Sub-femtometer scale color charge fluctuations in a proton made of three quarks and a gluon

TL;DR

This paper calculates the color charge density correlator in a proton with three quarks and a gluon, revealing sub-femtometer scale fluctuations relevant for high-energy QCD evolution.

Contribution

It provides the first detailed computation of color charge fluctuations at sub-femtometer scales, incorporating exact gluon emission vertices and verifying key theoretical properties.

Findings

Correlator exhibits soft and collinear singularities.

Ultraviolet divergences cancel, ensuring scale independence.

Provides initial conditions for high-energy evolution equations.

Abstract

The light-front wave function of a proton composed of three quarks and a perturbative gluon is computed. This is then used to derive expressions for the color charge density correlator $\langle\rho^a(\vec q_1)\, \rho^b(\vec q_2)\rangle$ at ${\cal O}(g^4)$ due to the emission of a gluon by one of the quarks in light-cone gauge.

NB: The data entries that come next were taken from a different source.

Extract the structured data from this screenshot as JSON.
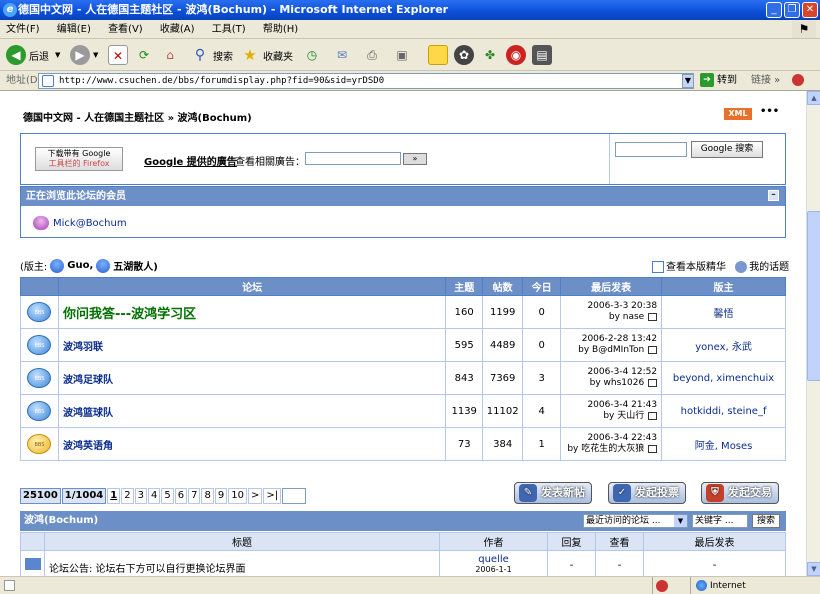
{
  "window": {
    "title": "德国中文网 - 人在德国主题社区 - 波鸿(Bochum) - Microsoft Internet Explorer"
  },
  "menu": [
    "文件(F)",
    "编辑(E)",
    "查看(V)",
    "收藏(A)",
    "工具(T)",
    "帮助(H)"
  ],
  "toolbar": {
    "back": "后退",
    "search": "搜索",
    "favorites": "收藏夹"
  },
  "address": {
    "label": "地址(D)",
    "url": "http://www.csuchen.de/bbs/forumdisplay.php?fid=90&sid=yrDSD0",
    "go": "转到",
    "links": "链接"
  },
  "page": {
    "breadcrumb": "德国中文网 - 人在德国主题社区 » 波鸿(Bochum)",
    "xml_badge": "XML",
    "firefox_button_line1": "下载带有 Google",
    "firefox_button_line2": "工具栏的 Firefox",
    "google_ads_link": "Google 提供的廣告",
    "google_ads_label": "查看相關廣告：",
    "google_ads_button": "»",
    "google_search_button": "Google 搜索",
    "browsing_header": "正在浏览此论坛的会员",
    "browsing_member": "Mick@Bochum",
    "moderator_prefix": "(版主:",
    "moderators": [
      "Guo,",
      "五湖散人)"
    ],
    "view_digest": "查看本版精华",
    "my_topics": "我的话题"
  },
  "forum_table": {
    "headers": [
      "论坛",
      "主题",
      "帖数",
      "今日",
      "最后发表",
      "版主"
    ],
    "rows": [
      {
        "icon": "bubble-blue",
        "name": "你问我答---波鸿学习区",
        "topics": "160",
        "posts": "1199",
        "today": "0",
        "last_time": "2006-3-3 20:38",
        "last_by": "by nase",
        "mods": "馨悟"
      },
      {
        "icon": "bubble-blue",
        "name": "波鸿羽联",
        "topics": "595",
        "posts": "4489",
        "today": "0",
        "last_time": "2006-2-28 13:42",
        "last_by": "by B@dMInTon",
        "mods": "yonex, 永武"
      },
      {
        "icon": "bubble-blue",
        "name": "波鸿足球队",
        "topics": "843",
        "posts": "7369",
        "today": "3",
        "last_time": "2006-3-4 12:52",
        "last_by": "by whs1026",
        "mods": "beyond, ximenchuix"
      },
      {
        "icon": "bubble-blue",
        "name": "波鸿篮球队",
        "topics": "1139",
        "posts": "11102",
        "today": "4",
        "last_time": "2006-3-4 21:43",
        "last_by": "by 天山行",
        "mods": "hotkiddi, steine_f"
      },
      {
        "icon": "bubble-yellow",
        "name": "波鸿英语角",
        "topics": "73",
        "posts": "384",
        "today": "1",
        "last_time": "2006-3-4 22:43",
        "last_by": "by 吃花生的大灰狼",
        "mods": "阿金, Moses"
      }
    ]
  },
  "pager": {
    "total": "25100",
    "pages": "1/1004",
    "numbers": [
      "1",
      "2",
      "3",
      "4",
      "5",
      "6",
      "7",
      "8",
      "9",
      "10",
      ">",
      ">|"
    ]
  },
  "actions": {
    "new_topic": "发表新帖",
    "new_poll": "发起投票",
    "new_trade": "发起交易"
  },
  "threads": {
    "forum_name": "波鸿(Bochum)",
    "sort_select": "最近访问的论坛 ...",
    "keyword": "关键字 ...",
    "search_button": "搜索",
    "headers": [
      "标题",
      "作者",
      "回复",
      "查看",
      "最后发表"
    ],
    "rows": [
      {
        "title": "论坛公告: 论坛右下方可以自行更换论坛界面",
        "author": "quelle",
        "author_date": "2006-1-1",
        "replies": "-",
        "views": "-",
        "last": "-"
      }
    ]
  },
  "status": {
    "zone": "Internet"
  }
}
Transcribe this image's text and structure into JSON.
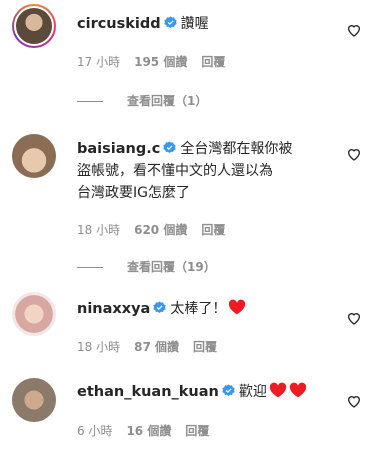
{
  "comments": [
    {
      "username": "circuskidd",
      "text": "讚喔",
      "time": "17 小時",
      "likes": "195 個讚",
      "reply": "回覆",
      "view_replies": "查看回覆（1）"
    },
    {
      "username": "baisiang.c",
      "text_line1": "全台灣都在報你被",
      "text_line2": "盜帳號，看不懂中文的人還以為",
      "text_line3": "台灣政要IG怎麼了",
      "time": "18 小時",
      "likes": "620 個讚",
      "reply": "回覆",
      "view_replies": "查看回覆（19）"
    },
    {
      "username": "ninaxxya",
      "text": "太棒了！",
      "time": "18 小時",
      "likes": "87 個讚",
      "reply": "回覆"
    },
    {
      "username": "ethan_kuan_kuan",
      "text": "歡迎",
      "time": "6 小時",
      "likes": "16 個讚",
      "reply": "回覆"
    }
  ],
  "colors": {
    "verified": "#3897f0",
    "heart_red": "#ed4956",
    "secondary_text": "#8e8e8e"
  },
  "icons": [
    "verified-badge-icon",
    "heart-outline-icon",
    "red-heart-emoji"
  ]
}
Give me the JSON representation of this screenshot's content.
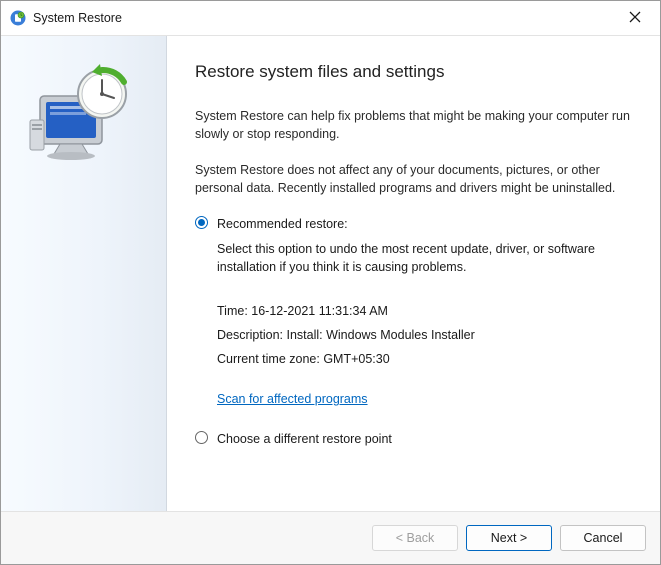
{
  "window": {
    "title": "System Restore"
  },
  "page": {
    "heading": "Restore system files and settings",
    "intro1": "System Restore can help fix problems that might be making your computer run slowly or stop responding.",
    "intro2": "System Restore does not affect any of your documents, pictures, or other personal data. Recently installed programs and drivers might be uninstalled."
  },
  "options": {
    "recommended": {
      "label": "Recommended restore:",
      "desc": "Select this option to undo the most recent update, driver, or software installation if you think it is causing problems.",
      "selected": true
    },
    "choose": {
      "label": "Choose a different restore point",
      "selected": false
    }
  },
  "details": {
    "time_label": "Time:",
    "time_value": "16-12-2021 11:31:34 AM",
    "desc_label": "Description:",
    "desc_value": "Install: Windows Modules Installer",
    "tz_label": "Current time zone:",
    "tz_value": "GMT+05:30",
    "scan_link": "Scan for affected programs"
  },
  "footer": {
    "back": "< Back",
    "next": "Next >",
    "cancel": "Cancel"
  }
}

The correlator exhibits the soft and collinear singularities. Albeit, we employ exact gluon emission and absorption vertices, and hence the gluon is not required to carry very small light-cone momentum, or to be collinear to the emitting quark. We verify that the correlator satisfies the Ward identity and that it is independent of the renormalization scale, i.e. that ultraviolet divergences cancel. Our expressions provide x-dependent initial conditions for Balitsky-Kovchegov evolution of the C-even part of the dipole scattering matrix to higher energies. That is, we determine the first non-trivial moment of the color charge fluctuations which act as sources for soft color fields in the proton with wavelengths greater than approximately $1/x \sim 10 - 100$.